I completed my PhD almost a year ago. I had 3 advisers for my PhD research and I could say that all the three hardly had any idea what I was doing. During my PhD days, I used to write papers and include them as co-authors of the work. It was frustrating indeed. Much part of the work is still not published. I am looking forward to publish the same in reputed journals. I really do not want to include them as the co-authors of the work as they are no way involved in the work. Now that I am done with the PhD studies, will it be alright to send the papers with single author?
Authorship standards vary a lot between disciplines, but generally the hierarchical relationship between you and the other authors should be irrelevant. In other words including them before only because they were your supervisors was wrong* so is excluding them now only because you feel they have no leverage anymore.
You mention the reputation of the journals, this is not a relevant factor. It's true that some more reputable journals describe authorship criteria explicitly, something that lower-tier journals rarely do, but the expectations is always that the listed authors contributed to the presented work according to the customs of the field.

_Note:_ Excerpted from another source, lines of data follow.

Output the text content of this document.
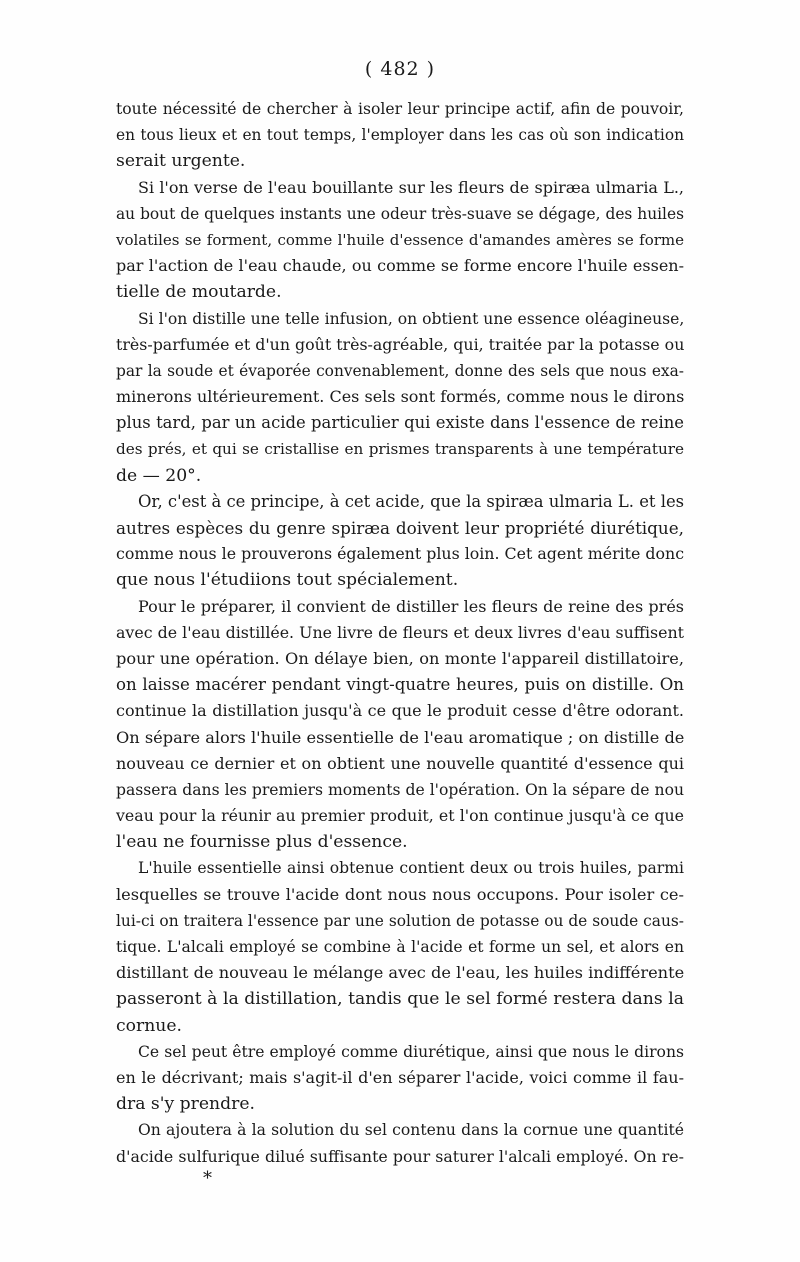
( 482 )
toute nécessité de chercher à isoler leur principe actif, afin de pouvoir,
en tous lieux et en tout temps, l'employer dans les cas où son indication
serait urgente.
Si l'on verse de l'eau bouillante sur les fleurs de spiræa ulmaria L.,
au bout de quelques instants une odeur très-suave se dégage, des huiles
volatiles se forment, comme l'huile d'essence d'amandes amères se forme
par l'action de l'eau chaude, ou comme se forme encore l'huile essen-
tielle de moutarde.
Si l'on distille une telle infusion, on obtient une essence oléagineuse,
très-parfumée et d'un goût très-agréable, qui, traitée par la potasse ou
par la soude et évaporée convenablement, donne des sels que nous exa-
minerons ultérieurement. Ces sels sont formés, comme nous le dirons
plus tard, par un acide particulier qui existe dans l'essence de reine
des prés, et qui se cristallise en prismes transparents à une température
de — 20°.
Or, c'est à ce principe, à cet acide, que la spiræa ulmaria L. et les
autres espèces du genre spiræa doivent leur propriété diurétique,
comme nous le prouverons également plus loin. Cet agent mérite donc
que nous l'étudiions tout spécialement.
Pour le préparer, il convient de distiller les fleurs de reine des prés
avec de l'eau distillée. Une livre de fleurs et deux livres d'eau suffisent
pour une opération. On délaye bien, on monte l'appareil distillatoire,
on laisse macérer pendant vingt-quatre heures, puis on distille. On
continue la distillation jusqu'à ce que le produit cesse d'être odorant.
On sépare alors l'huile essentielle de l'eau aromatique ; on distille de
nouveau ce dernier et on obtient une nouvelle quantité d'essence qui
passera dans les premiers moments de l'opération. On la sépare de nou
veau pour la réunir au premier produit, et l'on continue jusqu'à ce que
l'eau ne fournisse plus d'essence.
L'huile essentielle ainsi obtenue contient deux ou trois huiles, parmi
lesquelles se trouve l'acide dont nous nous occupons. Pour isoler ce-
lui-ci on traitera l'essence par une solution de potasse ou de soude caus-
tique. L'alcali employé se combine à l'acide et forme un sel, et alors en
distillant de nouveau le mélange avec de l'eau, les huiles indifférente
passeront à la distillation, tandis que le sel formé restera dans la
cornue.
Ce sel peut être employé comme diurétique, ainsi que nous le dirons
en le décrivant; mais s'agit-il d'en séparer l'acide, voici comme il fau-
dra s'y prendre.
On ajoutera à la solution du sel contenu dans la cornue une quantité
d'acide sulfurique dilué suffisante pour saturer l'alcali employé. On re-
*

It's impossible for anyone not closely related to your personal situation to tell you if they deserve authorship or not. What can be said is that quite often do graduate students underestimate the scientific contribution of their supervisors.
Your only option is to discuss the matter with them. Do they actively ask to be co-authors? Have you told them that you think their contribution is not significant enough?
*I know that this still happens, in some fields too often. That's why I wrote should be and not is.